Weil sie bereits genügend Berufserfahrung nachweisen konnte – sie hatte während ihres gesamten Studiums Reitstunden erteilt und Pferde ausgebildet – musste sie den «Umweg» über die Pferdefachperson EFZ nicht machen. «Um den Spezialisten erfolgreich absolvieren zu können, sind Erfahrung und reiterliches Können unabdingbar», hält Janina Siegwart fest und fügt an: «Durch die Arbeit auf dem Betrieb von Marco Moser hatte ich das Glück, immer zahlreiche Pferde reiten zu dürfen und von jedem einzelnen zu lernen. Erfahrung und das Verständnis für das Pferd zahlen sich immer aus.»
Hochklassige Ausbilder
Dank ihres abgeschlossenen Studiums musste sie nicht ganz alle Module besuchen. «Wir hatten hochklassige Ausbilder, sowohl reiterlich als auch fachlich profitierte ich sehr viel. Dressurkurse absolvierten wir bei Christian Pläge, Springen bei Stefan Meierhans und Vielseitigkeit bei Patrick Rüegg. Von Tiziana Realini konnten wir im Bereich Bodenarbeit viel lernen und von Helen Jäggi beim Longieren.» Sehr viel Freude bereitet habe ihr auch das Jungpferdemodul, in welchem sie ein junges Pferd während drei Monaten ausbildete und danach den Lernfortschritt aufzeigen musste. Für Janina Siegwart, die gerne und oft unterrichtet, war ausserdem sehr lehrreich, dass sie in den Bereichen Methodik und Didaktik viel Rüstzeug mitnehmen konnte. «Reitschüler befinden sich als Kind oder Teenager in einer prägenden Lebensphase. Als Reitlehrer erfülle ich eine wichtige und verantwortungsvolle Funktion, es ist spannend, sie auf ihrem Weg zu begleiten, und die Pferde holen schliesslich alle auf den Boden zurück.»
Im Frühjahr nun schloss Janina Siegwart ihre Ausbildung mit der eidgenössischen Prüfung ab. Nebst der schriftlichen Prüfung mit Fallbeispielen aus der Pferdebranche, im Kunden- und Personalwesen oder im Bereich Gesundheit forderte auch die praktische Prüfung einiges ab: Während drei Tagen wurde ein Pferd-Reiter-Paar betreut, begleitet und weitergebracht. Schliesslich kreierte Janina Siegwart in Zusammenarbeit mit Christian Pläge im Prüfungsbereich «Dienstleistungsprojekt aufbauen» mit «WeRide» eine App mit Lehrvideos für Dressurreiter. «Noch ist sie nicht in Betrieb, ich hoffe aber, dass wir dies demnächst schaffen werden.»

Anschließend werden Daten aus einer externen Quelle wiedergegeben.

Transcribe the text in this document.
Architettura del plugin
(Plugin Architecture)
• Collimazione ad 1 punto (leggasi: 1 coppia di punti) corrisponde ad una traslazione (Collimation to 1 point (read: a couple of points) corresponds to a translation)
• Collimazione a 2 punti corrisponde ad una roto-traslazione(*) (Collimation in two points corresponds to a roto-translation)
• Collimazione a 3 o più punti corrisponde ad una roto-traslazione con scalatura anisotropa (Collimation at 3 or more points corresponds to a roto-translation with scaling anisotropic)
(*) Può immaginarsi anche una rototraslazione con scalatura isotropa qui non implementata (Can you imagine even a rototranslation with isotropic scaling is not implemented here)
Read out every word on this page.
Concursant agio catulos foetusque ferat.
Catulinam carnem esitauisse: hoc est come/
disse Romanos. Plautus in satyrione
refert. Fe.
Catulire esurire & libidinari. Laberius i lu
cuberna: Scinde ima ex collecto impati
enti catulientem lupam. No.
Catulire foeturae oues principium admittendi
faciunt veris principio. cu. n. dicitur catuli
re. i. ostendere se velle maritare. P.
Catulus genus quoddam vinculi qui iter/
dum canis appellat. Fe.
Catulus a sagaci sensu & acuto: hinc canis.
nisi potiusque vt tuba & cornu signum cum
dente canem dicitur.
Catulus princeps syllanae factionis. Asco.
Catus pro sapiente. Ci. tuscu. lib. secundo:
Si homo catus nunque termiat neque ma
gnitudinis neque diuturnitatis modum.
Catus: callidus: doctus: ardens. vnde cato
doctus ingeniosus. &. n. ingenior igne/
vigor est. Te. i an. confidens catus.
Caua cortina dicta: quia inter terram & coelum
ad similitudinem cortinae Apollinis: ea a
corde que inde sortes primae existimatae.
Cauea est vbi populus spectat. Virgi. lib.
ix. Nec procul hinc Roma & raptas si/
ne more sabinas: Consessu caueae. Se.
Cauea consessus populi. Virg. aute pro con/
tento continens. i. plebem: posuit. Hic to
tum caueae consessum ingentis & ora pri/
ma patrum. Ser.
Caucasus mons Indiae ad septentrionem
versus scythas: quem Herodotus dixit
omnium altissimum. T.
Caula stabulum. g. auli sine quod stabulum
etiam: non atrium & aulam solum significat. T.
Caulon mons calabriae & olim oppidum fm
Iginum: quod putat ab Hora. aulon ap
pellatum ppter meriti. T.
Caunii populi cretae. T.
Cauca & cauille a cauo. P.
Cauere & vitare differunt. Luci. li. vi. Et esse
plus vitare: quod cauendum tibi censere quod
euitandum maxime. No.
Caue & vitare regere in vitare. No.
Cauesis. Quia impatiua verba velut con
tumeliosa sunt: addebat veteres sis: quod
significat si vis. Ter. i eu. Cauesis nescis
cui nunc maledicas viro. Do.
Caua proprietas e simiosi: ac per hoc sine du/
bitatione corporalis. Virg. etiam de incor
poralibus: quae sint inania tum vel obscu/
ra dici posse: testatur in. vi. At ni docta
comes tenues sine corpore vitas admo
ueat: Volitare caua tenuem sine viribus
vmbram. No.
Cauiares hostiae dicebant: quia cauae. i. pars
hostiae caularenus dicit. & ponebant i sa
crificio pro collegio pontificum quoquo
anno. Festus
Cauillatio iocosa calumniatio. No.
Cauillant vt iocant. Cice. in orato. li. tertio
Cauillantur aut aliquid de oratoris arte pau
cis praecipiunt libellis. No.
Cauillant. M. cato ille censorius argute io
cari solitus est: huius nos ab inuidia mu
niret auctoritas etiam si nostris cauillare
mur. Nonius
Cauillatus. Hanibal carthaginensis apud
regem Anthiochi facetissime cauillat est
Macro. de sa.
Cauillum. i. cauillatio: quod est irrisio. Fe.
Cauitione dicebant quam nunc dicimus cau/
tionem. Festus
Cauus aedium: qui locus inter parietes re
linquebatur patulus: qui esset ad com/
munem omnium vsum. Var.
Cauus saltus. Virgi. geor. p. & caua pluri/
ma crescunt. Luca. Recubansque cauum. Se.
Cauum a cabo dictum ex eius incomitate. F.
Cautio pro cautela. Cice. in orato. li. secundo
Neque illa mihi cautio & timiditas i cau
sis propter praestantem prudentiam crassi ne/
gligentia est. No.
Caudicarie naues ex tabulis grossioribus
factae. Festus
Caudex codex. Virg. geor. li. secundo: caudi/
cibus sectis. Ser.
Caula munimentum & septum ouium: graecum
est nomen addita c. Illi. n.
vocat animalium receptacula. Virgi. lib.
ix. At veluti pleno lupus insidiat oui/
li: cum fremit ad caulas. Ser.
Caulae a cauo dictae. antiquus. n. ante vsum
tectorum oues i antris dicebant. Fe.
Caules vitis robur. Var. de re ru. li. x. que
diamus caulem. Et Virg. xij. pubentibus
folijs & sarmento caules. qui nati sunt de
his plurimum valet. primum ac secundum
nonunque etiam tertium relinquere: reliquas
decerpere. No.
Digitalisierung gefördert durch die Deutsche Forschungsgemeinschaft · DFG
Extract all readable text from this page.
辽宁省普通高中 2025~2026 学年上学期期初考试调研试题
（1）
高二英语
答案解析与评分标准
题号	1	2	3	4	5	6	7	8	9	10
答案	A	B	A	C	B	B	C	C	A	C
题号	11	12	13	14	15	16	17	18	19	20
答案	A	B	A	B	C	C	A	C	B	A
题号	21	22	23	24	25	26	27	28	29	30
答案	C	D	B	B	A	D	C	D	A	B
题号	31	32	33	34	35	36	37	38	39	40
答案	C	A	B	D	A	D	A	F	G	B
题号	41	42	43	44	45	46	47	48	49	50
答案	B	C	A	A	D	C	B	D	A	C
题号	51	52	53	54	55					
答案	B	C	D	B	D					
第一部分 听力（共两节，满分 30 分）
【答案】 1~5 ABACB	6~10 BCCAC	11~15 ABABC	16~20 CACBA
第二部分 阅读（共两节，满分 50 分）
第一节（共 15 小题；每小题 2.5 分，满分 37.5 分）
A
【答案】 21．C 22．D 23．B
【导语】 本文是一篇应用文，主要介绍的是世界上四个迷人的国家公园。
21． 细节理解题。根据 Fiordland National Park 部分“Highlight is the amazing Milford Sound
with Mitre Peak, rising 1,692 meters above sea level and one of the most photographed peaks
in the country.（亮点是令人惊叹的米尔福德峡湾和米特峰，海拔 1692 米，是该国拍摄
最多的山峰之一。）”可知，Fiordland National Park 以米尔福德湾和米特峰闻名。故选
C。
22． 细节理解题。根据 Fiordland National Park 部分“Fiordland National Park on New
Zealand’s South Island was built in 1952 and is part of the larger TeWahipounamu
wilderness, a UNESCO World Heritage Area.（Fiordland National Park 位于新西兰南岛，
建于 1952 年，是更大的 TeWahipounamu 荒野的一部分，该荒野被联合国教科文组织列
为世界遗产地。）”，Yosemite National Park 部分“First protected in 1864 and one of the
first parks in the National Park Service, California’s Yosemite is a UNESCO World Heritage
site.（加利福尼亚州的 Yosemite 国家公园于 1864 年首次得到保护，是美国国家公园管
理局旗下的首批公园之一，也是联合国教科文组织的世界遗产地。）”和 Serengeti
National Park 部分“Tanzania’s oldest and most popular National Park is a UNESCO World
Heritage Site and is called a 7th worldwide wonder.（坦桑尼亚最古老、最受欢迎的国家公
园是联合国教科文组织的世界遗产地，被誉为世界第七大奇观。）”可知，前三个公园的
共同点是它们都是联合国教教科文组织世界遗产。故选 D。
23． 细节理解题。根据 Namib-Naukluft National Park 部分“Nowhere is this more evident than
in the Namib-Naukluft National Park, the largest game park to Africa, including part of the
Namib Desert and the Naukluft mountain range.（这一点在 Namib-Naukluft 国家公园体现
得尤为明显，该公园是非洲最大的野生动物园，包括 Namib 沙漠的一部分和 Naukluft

Die Innerschwyzern zieht nach ihrer Ausbildung ein rundum positives Fazit: «Ich konnte sehr viel für mich selbst mitnehmen, auch andere Ansichten und Lösungsansätze. Ich bin überzeugt, dass man nie aufhören sollte zu hinterfragen.» In diesem Zusammenhang sei sie immer wieder beeindruckt, wie kooperativ Pferde sind, wenn man es nur richtig anstelle. «Deshalb ist die Arbeit mit jungen Pferden so dankbar. Es braucht Zeit, Geduld und das Wissen, die richtigen Dinge im richtigen Moment zu tun. Ich will mir dabei die nötige Zeit nehmen, die es braucht und nichts machen, was ich nicht für richtig halte. Die Liebe zu den Pferden muss immer an erster Stelle stehen.»